Адъютант комбата капитан Файсман
Перебрался за штрафной батальон вдоль линии железной дороги и направился в соседнюю часть.
Более полугода я не видел места плацдарма, не знал, кто его теперь охраняет, какие там дислоцируются части. Меня необоримо тянуло на это место.
И вот я здесь: границей между штрафбатом и его левым соседом служила бывшая наша линия обороны, когда плацдарм был еще сравнительно небольшим клочком земли за Волховом. Сейчас, проходя этот участок, я внимательно вглядывался в землю, чтобы случайно не набрести на свои же противопехотные мины, расставленные нами в начале сорок второго... и неожиданно встретил старого друга товарища Гайворонского! Он обходил с двумя автоматчиками свой правый фланг, примыкавший к штрафному батальону.
Ни о чем не спрашивая, он подхватил меня под руку и потащил к себе на КП. По пути я поинтересовался, жив-здоров ли его комиссар Осадчий, ведь мы не виделись уже больше года. Он удивленно взглянул:
— А вы не знаете? Погиб он, под Киришами, еще в январе.
— И кто же теперь заворачивает у вас политикой?
— Теперь у меня замполитом капитан Магзумов.
— Магзумов? — удивленно переспросил я.
— Да, Магзумов, — подтвердил Гайворонский.

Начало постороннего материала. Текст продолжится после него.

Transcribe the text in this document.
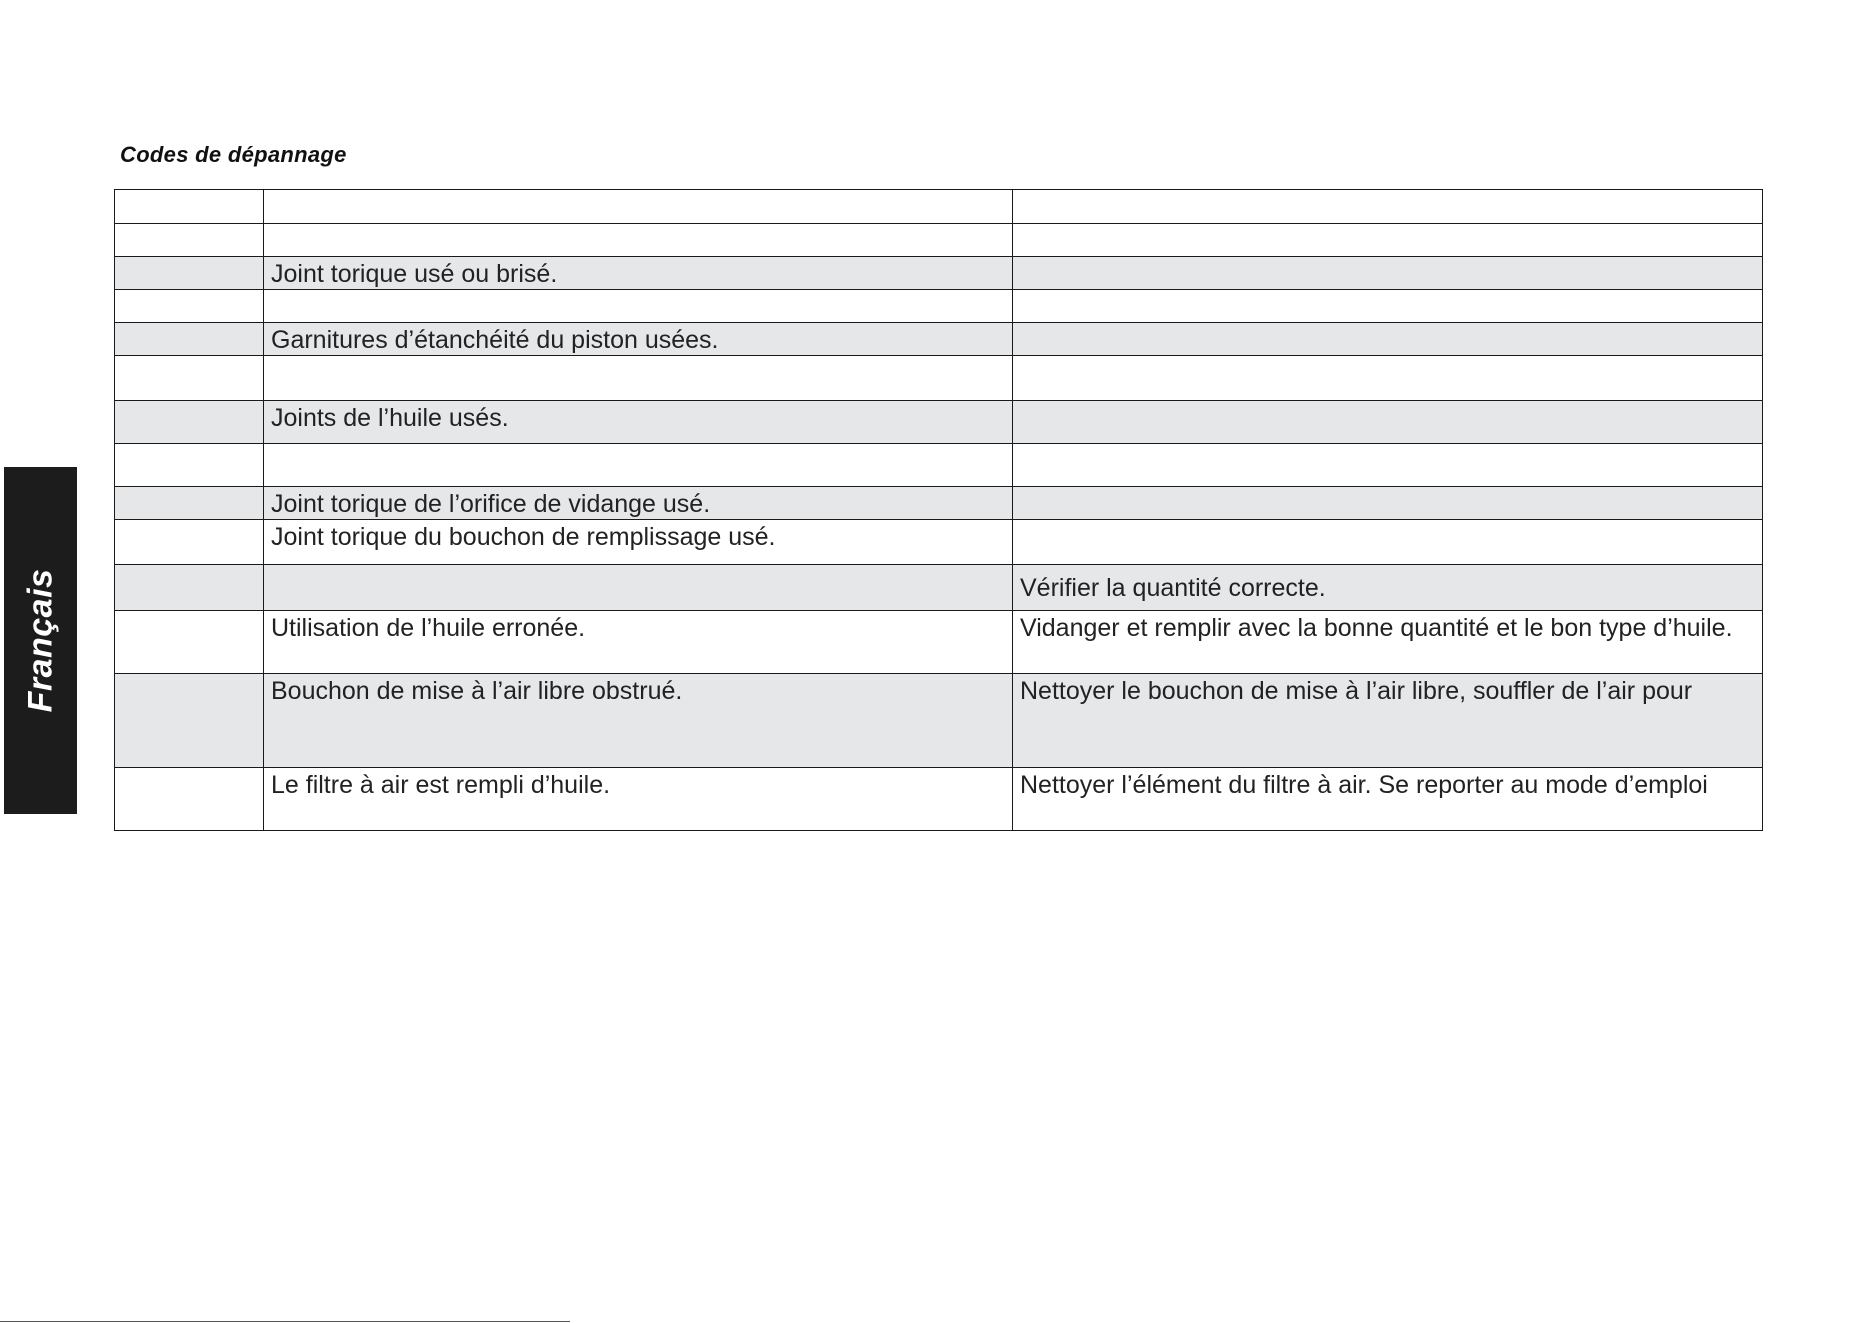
Codes de dépannage
Français

	Joint torique usé ou brisé.	

	Garnitures d’étanchéité du piston usées.	

	Joints de l’huile usés.	

	Joint torique de l’orifice de vidange usé.	
	Joint torique du bouchon de remplissage usé.	
		Vérifier la quantité correcte.
	Utilisation de l’huile erronée.	Vidanger et remplir avec la bonne quantité et le bon type d’huile.
	Bouchon de mise à l’air libre obstrué.	Nettoyer le bouchon de mise à l’air libre, souffler de l’air pour
	Le filtre à air est rempli d’huile.	Nettoyer l’élément du filtre à air. Se reporter au mode d’emploi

— Вот неожиданная встреча! — обрадовался я.
— А вы разве его знаете?
— Знаю и, кажется, больше вашего.
В блиндаже я сразу оказался в крепких объятиях Магзумова. Он трепал меня, вертел, разглядывая со всех сторон, словно стремясь открыть во мне что-то новое, ему неизвестное. Засыпал вопросами, стараясь поскорее узнать обо всем: об изменениях в дивизии, о родном Казахстане и о Балкашке, где остались его старики и любимая девушка. Рассказывая, я тоже внимательно его рассматривал. Он сильно возмужал, культурно вырос, окреп идейно, довольно свободно разбирался в политике, а звание капитана просто вросло в него. Одно ему мешало — казахский акцент; как ни старался он яснее, четче выговаривать русские слова, ему это не всегда удавалось; например, он никак не мог выговорить «Николай Иванович» — обязательно скажет «Мекаляй Ибаныш», зато «Шустиков» — выговаривал точно, «Борис» или «Петя» — тоже правильно.
Гайворонский сидел сбоку, внимательно наблюдал за нашей встречей, не вмешиваясь и не перебивая. Не знаю, сколько времени мы проболтали с Магзумовым, только вдруг распахнулась дверь, и в блиндаж вошел... Файсман.
— О, кого я вижу! — воскликнул я. И вдруг вырвалось: — И сам не рад...
— Нет, зачем же?! Наоборот, очень рад вас видеть, — возразил Файсман. — Вы знаете, с тех пор как ушел из саперного батальона, кроме вас, никого еще не встречал ни из батальона, ни из штаба дивизии, ни даже из политотдела дивизии. Вот, оказывается, как до нас далеко.
— Да нет, не так уж и далеко, если я за шестьдесят километров до вас добрался.
Все удивились и чуть ли не разом спросили:
— Как? Почему за шестьдесят километров? Разве тут будет шестьдесят?
— Куда?
— Ну, до Киришей.
— Так ведь я давно Кириши оставил.
— Как оставил?!
— Так и оставил! Бросил их и ушел в Будогощь!
Все с недоумением и интересом ждали моего откровения, и я коротко рассказал, что уже более трех месяцев работаю в политотделе армии, а со своей дивизией имею лишь периодическую связь. После такого известия прежний интерес ко мне заметно упал, мое сообщение для них оказалось неожиданными и каким-то далеким.
— А какая же теперь наша армия? — вдруг спросил меня Гайворонский.
— А вы что, не знаете? — удивился я.
— Представьте себе, не слыхал. Знаю, что фронт у нас Волховский, а в какую армию входим, не знаю, — откровенно признался он. — Знаю, что в сорок первом под Волховом воевали в 54-й армии, а вот после этого... В какой армии брали Кириши, Черницы и этот плацдарм? Сами знаете, какие бои шли, не до того было. Да и на что они нам, эти армии? Мы с ними дела не имеем. Полк, дивизия — вот наше начальство, этих мы знаем.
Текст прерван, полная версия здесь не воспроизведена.